A pretty woman appeared in the doorway as Jones and Finley were headed over toward the SUV. He walked to her and they exchanged a few quiet words, a quick embrace, and she went back into the house, casting a motherly, concerned glance in Finley’s direction. Maggie Cooper offered Finley a wave, then disappeared back inside. She came back a minute later with a blanket and some towels, and handed them to Jones. After giving him a quick kiss on the cheek, she closed the door.
In the car, Finley used the towels and some antibacterial ointment Jones had in the center console to wipe some of the blood off her hands. Then she wrapped herself in the blanket, still shivering, foggy headed, afraid.
“There was a girl there, too,” Finley said, as he pulled out of the driveway. Finley could see her, slight and dirty, standing among the trees. Her face was a strange blur, in focus but not. A pulse of frustration moved through Finley. What was happening to her?
“Are you sure?” he asked.
Finley nodded. She wasn’t crazy; she knew that much. Whatever she saw was real; she just couldn’t get the pieces to coalesce, couldn’t understand where she’d been when she saw what she saw.
“Who was she?” he asked.
“I don’t know,” she said. How many times had she said that? She thought that she must sound like an idiot. She bet Eloise was never so uncertain. “Her face is unclear. They were deep in the woods.”
“How did you get up there?” he asked. “Did you walk from the path?”
She wasn’t going to say “I don’t know” again.
“Is there another way up into the woods?” she asked instead. “Is there a road that goes up to wherever someone who veered off that trail might go?”
Jones seemed to consider her question. “There’s a rural road that leads to private drives connected to old properties—all of which were thoroughly searched when Abbey disappeared.”
She’d never been up that way on her bike. “Who lives up there?”
Jones shrugged. “Back when I was a kid, we called them hill people. I suppose that wouldn’t be considered politically correct these days.”
“Hill people?” asked Finley. The phrase sounded strange, made up.
“Yeah, you know, folks who live off the grid. They have generators, hunt for their food, come into town to do odd jobs, get supplies. But mostly they stay up past The Hollows Woods.”
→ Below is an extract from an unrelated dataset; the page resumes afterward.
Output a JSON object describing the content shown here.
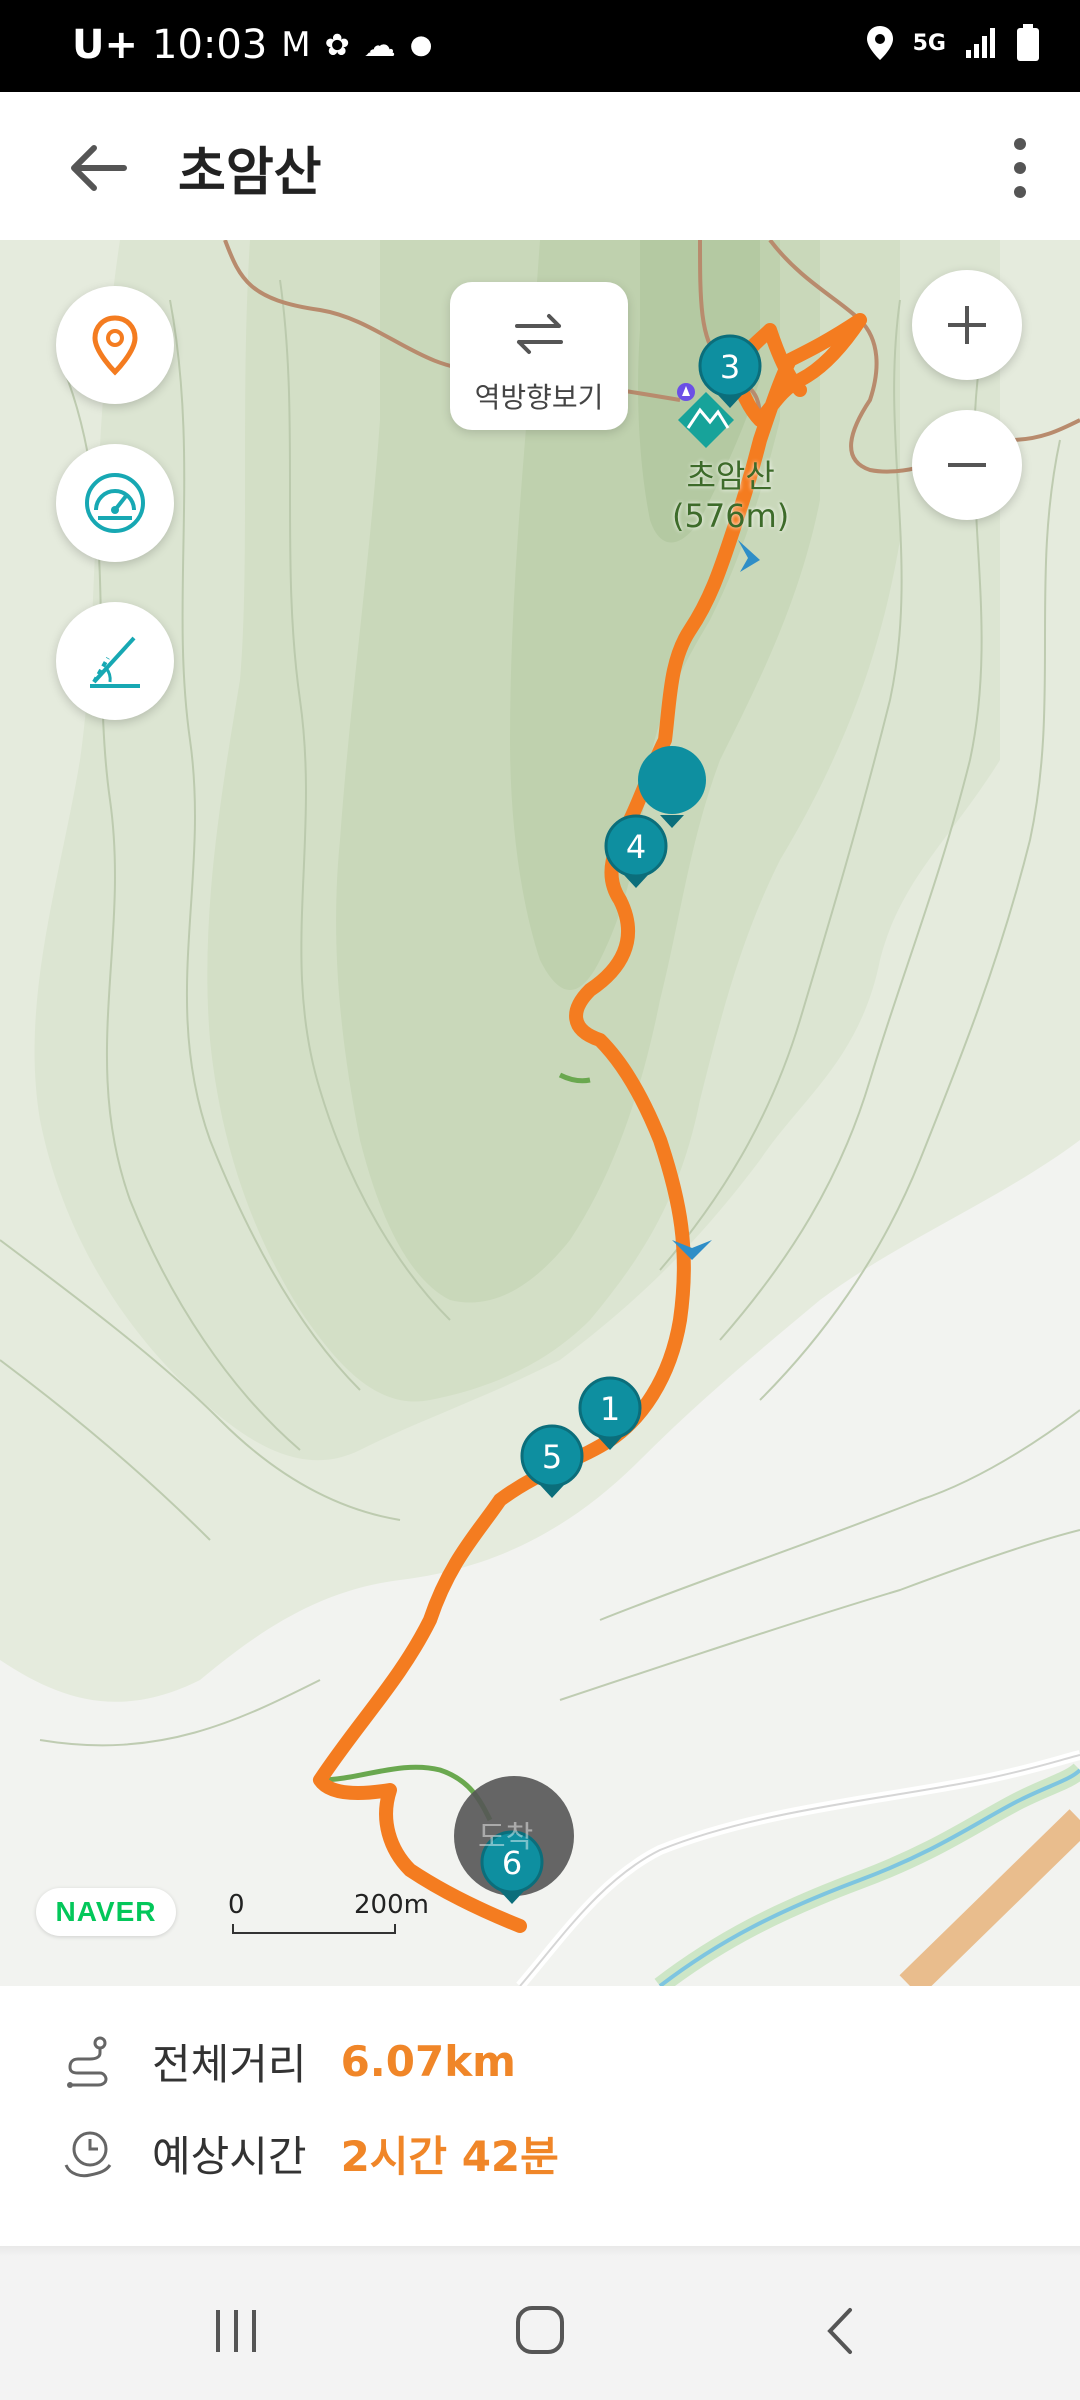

Finley tried to process this. It was totally new information to her, something her grandmother had never mentioned, something she’d never read online. “You mean like a Deliverance kind of thing?”
“Well,” said Jones. “That’s a little oversimplified. They’re just people living the way folks used to live. They’ve rejected the modern world. Some might argue that they have good reason. Not everybody wants wireless internet, a smart phone, and a latte or whatever from Starbucks.”